What is the New Safe Harbor Method?
The new method utilizes a “notice and access” model where the plan participants and beneficiaries are kept in the loop regarding key information on their plans. This is done by giving them instructions on accessing disclosures and requesting paper copies of them. Under the new method, you can put your fears of ending up with penalties to rest as it not only brings more convenience but transparency as well.
Old Safe Harbor Method?
Those who can’t access documents in the electronic form can go for the 2002 safe harbor method as long as they provide affirmative consent. For employers, the old method tends to be more bothersome as they usually have to distribute the documents on paper.

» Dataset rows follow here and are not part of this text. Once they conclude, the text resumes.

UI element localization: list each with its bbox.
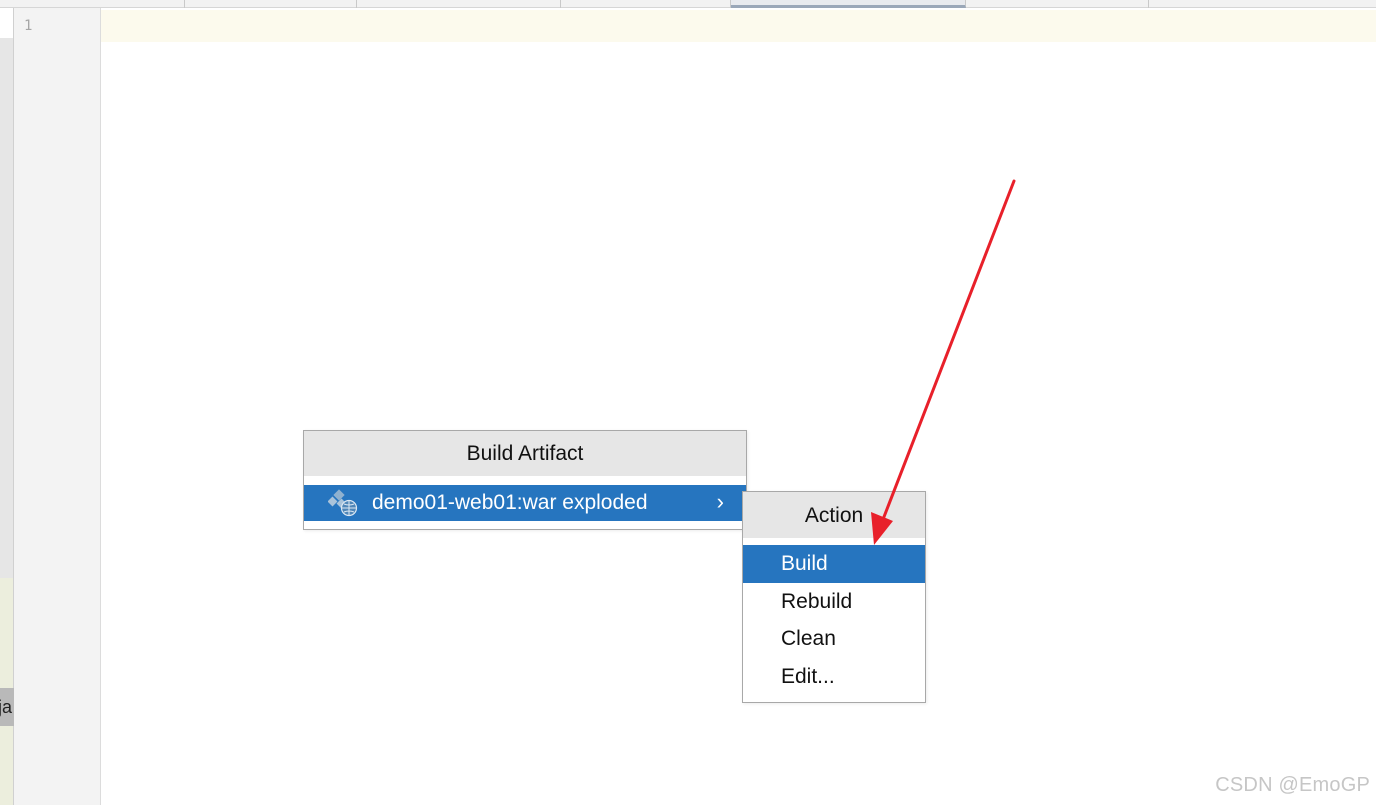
- action-popup-title: Action: [743, 492, 925, 538]
- build-artifact-popup: Build Artifact demo01-web01:war exploded…: [303, 430, 747, 530]
- tool-window-tab-label[interactable]: ja: [0, 688, 14, 726]
- artifact-item-label: demo01-web01:war exploded: [372, 491, 648, 514]
- artifact-item-demo01-web01[interactable]: demo01-web01:war exploded ›: [304, 485, 746, 521]
- chevron-right-icon: ›: [716, 489, 724, 514]
- watermark-text: CSDN @EmoGP: [1215, 774, 1370, 796]
- action-popup: Action Build Rebuild Clean Edit...: [742, 491, 926, 703]
- build-artifact-popup-title: Build Artifact: [304, 431, 746, 476]
- editor-tab-active[interactable]: [731, 0, 966, 8]
- line-number: 1: [24, 18, 33, 34]
- action-clean[interactable]: Clean: [743, 620, 925, 658]
- editor-tab[interactable]: [185, 0, 357, 8]
- code-editor[interactable]: [101, 8, 1376, 805]
- line-number-gutter: 1: [14, 8, 101, 805]
- caret-line-highlight: [101, 10, 1376, 42]
- action-build[interactable]: Build: [743, 545, 925, 583]
- editor-tab[interactable]: [357, 0, 561, 8]
- tool-window-strip-top: [0, 8, 13, 38]
- editor-tab[interactable]: [966, 0, 1149, 8]
- ide-window: ja 1 Build Artifact demo01-web01:war exp…: [0, 0, 1376, 805]
- action-list: Build Rebuild Clean Edit...: [743, 545, 925, 695]
- action-rebuild[interactable]: Rebuild: [743, 583, 925, 621]
- web-artifact-icon: [328, 489, 358, 517]
- editor-tab-strip: [0, 0, 1376, 8]
- tool-window-strip: ja: [0, 8, 14, 805]
- editor-tab[interactable]: [561, 0, 731, 8]
- action-edit[interactable]: Edit...: [743, 658, 925, 696]
- editor-tab[interactable]: [0, 0, 185, 8]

New Rules for the Employers
The new proposal comes with a few pre-requisites to utilize the new method, such as specifying the timing, content, delivery methods, and standards for the site where the disclosures will be housed. It can only be used for participants with an electronic address such as personal email, work email or even mobile phone numbers. As a result, there won’t be any limits to the type of device the information can be accessed on. However, according to the DOL, it is recommended that if smartphone numbers are used for the participant’s condition of employment, then the employer-provided smartphone must come with a data plan.
What Are Some of the Changes?
1) When it comes to covered persons, the new method is much broader in application than the old one as it doesn’t require affirmative consent if participants receive an electronic address from their employer.
2) Covered documents such as the summary plan description, summary annual report and pension benefits statements can be furnished electronically, only when they are required to be or due to specific events such as plan amendments.